Friday, March 18, 2005

[Global Poverty] A poor choice for the World Bank

Editorial comment - Financial Times
March 18 2005 02:00

George W. Bush, like the Bourbons, learns nothing and forgets nothing. That is how the rest of the world will view the nomination of Paul Wolfowitz as president of the World Bank. To put the unilateralist architect of the Iraq war in charge of the world's premier multilateral development agency is, many must think, to put a fox in charge of the chicken coop. The nomination does not lack merit. Yet it is objectionable, all the same.

The proposed move of Mr Wolfowitz to the bank has a historical parallel: that of Robert McNamara, US defence secretary at the time of the Vietnam war and bank president from 1968 to 1981. Mr McNamara, like Mr Wolfowitz, was a brilliant man. Mr McNamara, like Mr Wolfowitz, was tarnished by his association with an unpopular war.

Mr McNamara went on to be a dominating and, in many respects, successful head of the bank. Might the same be true of Mr Wolfowitz? That is far from impossible. He is highly intelligent, with wide experience in US public service, not least as US ambassador to Indonesia, the third most populous developing country. He could also expect strong support from the US administration, an invaluable asset for any president of the World Bank.

Not least, the bank needs a head who is tough-minded and willing to set priorities. Mr Wolfowitz is likely to prove considerably superior in these respects to James Wolfensohn, the outgoing incumbent.

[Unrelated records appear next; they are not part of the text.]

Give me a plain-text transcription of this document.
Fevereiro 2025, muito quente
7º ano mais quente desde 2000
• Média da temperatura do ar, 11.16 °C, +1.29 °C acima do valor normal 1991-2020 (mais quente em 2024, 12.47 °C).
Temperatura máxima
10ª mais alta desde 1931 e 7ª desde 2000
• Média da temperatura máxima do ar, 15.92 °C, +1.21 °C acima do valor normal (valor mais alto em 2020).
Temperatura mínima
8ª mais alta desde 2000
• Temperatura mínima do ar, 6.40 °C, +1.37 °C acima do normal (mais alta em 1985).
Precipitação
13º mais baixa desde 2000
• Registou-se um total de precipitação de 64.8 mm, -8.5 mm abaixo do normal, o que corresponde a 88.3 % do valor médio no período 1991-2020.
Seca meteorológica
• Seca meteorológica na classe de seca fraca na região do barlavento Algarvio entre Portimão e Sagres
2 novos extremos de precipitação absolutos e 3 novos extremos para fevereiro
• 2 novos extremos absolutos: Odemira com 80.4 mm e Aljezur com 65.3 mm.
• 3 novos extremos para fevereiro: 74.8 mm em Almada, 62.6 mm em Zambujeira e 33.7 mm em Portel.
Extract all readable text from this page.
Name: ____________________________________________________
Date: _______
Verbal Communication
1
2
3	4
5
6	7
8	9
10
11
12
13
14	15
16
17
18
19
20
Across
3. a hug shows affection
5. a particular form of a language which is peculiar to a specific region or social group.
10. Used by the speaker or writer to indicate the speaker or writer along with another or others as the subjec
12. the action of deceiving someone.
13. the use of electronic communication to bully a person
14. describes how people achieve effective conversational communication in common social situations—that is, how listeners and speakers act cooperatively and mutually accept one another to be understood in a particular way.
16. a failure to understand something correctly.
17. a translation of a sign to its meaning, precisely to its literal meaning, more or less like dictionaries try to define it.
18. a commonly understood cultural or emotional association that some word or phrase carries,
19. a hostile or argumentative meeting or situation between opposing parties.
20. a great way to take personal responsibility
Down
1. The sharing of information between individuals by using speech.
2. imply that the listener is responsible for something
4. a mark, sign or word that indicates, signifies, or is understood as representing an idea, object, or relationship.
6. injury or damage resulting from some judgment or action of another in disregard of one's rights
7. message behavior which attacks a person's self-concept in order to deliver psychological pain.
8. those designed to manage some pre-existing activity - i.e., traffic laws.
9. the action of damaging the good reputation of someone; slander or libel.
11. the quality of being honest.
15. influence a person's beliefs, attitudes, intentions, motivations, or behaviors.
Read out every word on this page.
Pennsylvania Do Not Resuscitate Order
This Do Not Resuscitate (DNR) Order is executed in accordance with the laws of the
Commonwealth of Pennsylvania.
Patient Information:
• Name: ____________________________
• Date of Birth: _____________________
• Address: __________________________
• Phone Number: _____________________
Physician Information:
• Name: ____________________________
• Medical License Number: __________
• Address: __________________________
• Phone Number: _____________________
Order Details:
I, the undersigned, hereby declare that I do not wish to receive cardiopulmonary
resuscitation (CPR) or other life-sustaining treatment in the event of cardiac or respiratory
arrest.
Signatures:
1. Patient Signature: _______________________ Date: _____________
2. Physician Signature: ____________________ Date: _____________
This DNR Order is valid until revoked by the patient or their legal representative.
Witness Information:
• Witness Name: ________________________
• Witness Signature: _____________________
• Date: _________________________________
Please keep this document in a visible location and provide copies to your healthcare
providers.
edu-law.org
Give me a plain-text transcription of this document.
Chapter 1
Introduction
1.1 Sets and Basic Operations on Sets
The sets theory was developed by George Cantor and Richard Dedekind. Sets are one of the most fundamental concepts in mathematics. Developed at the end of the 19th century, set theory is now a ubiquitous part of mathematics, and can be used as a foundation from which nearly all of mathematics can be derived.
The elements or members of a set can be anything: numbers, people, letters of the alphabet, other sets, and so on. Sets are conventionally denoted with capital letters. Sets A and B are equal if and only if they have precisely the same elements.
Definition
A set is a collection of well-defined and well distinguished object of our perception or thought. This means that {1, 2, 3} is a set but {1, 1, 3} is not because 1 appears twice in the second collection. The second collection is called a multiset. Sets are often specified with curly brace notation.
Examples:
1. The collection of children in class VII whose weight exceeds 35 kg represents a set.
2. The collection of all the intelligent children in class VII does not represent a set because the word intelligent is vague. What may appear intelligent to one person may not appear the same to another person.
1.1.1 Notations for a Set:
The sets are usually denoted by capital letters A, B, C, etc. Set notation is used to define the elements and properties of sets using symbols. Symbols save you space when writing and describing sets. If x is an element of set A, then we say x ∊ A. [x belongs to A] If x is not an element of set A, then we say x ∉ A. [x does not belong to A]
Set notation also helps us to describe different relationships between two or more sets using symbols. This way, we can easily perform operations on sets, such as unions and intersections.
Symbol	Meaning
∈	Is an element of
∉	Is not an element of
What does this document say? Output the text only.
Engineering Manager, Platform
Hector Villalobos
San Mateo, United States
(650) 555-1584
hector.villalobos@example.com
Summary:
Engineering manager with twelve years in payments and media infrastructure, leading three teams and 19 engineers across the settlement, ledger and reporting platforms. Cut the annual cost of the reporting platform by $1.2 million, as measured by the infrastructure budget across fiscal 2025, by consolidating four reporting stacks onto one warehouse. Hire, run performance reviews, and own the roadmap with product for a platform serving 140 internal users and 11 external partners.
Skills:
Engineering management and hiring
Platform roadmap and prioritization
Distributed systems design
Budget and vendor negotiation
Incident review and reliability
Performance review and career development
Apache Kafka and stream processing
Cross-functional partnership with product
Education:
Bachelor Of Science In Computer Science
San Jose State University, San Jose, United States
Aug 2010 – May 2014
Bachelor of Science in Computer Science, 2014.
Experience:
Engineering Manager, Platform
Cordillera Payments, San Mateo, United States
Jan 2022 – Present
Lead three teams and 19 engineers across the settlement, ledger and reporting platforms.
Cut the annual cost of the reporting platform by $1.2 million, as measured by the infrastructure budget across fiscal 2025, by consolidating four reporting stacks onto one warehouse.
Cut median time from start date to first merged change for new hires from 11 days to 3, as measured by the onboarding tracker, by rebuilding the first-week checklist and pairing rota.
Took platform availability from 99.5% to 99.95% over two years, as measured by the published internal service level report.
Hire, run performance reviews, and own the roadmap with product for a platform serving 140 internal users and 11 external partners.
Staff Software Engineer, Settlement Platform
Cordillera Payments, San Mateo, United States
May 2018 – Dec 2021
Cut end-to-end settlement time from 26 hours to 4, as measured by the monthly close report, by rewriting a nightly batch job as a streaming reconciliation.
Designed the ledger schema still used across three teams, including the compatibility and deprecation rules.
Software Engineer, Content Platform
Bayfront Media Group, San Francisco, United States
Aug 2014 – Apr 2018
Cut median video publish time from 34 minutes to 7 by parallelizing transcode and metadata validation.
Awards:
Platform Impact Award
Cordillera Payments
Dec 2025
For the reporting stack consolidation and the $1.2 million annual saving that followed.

Mr Wolfowitz is also a far better choice than A.W. (Tom) Clausen, Barber Conable and Lewis Preston, the ineffectual presidents selected by Ronald Reagan and George H.W. Bush.

Yet Mr Wolfowitz is far from the outstanding candidate that the world needs. That he has no financial experience is relatively unimportant. More significant is his lack of experience in the complexities of development.

Yet his biggest drawbacks lie elsewhere. Mr Wolfowitz's comments on the likely costs of the Iraq war and prospective popularity of the invading forces in Iraq put his judgment in question. But, above all, the world would view a bank directed by Mr Wolfowitz as no more than an instrument of US power and US priorities. Every piece of advice the bank gave and condition it set would be made illegitimate, in the eyes of recipients, by the perception that it served the interests of the world's "sole superpower". The impact on the bank's legitimacy would be hugely damaging.

Alas, the Europeans are in a poor position to protest over the process, since they have been so adamant over retaining their right to nominate the head of the International Monetary Fund. They could seek to veto the appointment, as the US vetoed that of Caio Koch-Weser, the German nominee to the Fund, in 2000. But a veto would create vast ill will in the US. More important, it would be far too easy for Mr Bush to put forward a much worse candidate than Mr Wolfowitz. It would be politically impossible for the Europeans to cast a veto twice.

The Europeans should, instead, express dismay over both this candidacy and the lack of consultation that preceded it. The principal vehicle for tackling global poverty should, they must stress, never have been treated as a consolation prize for a disappointed official. Above all, the Europeans should tell the US to obtain the support of developing countries before they, too, accept it. It may now be too late to change the outcome. But the US does at least need to know that a bank that is too visibly subordinated to narrow US objectives will be ineffective, because it will be illegitimate.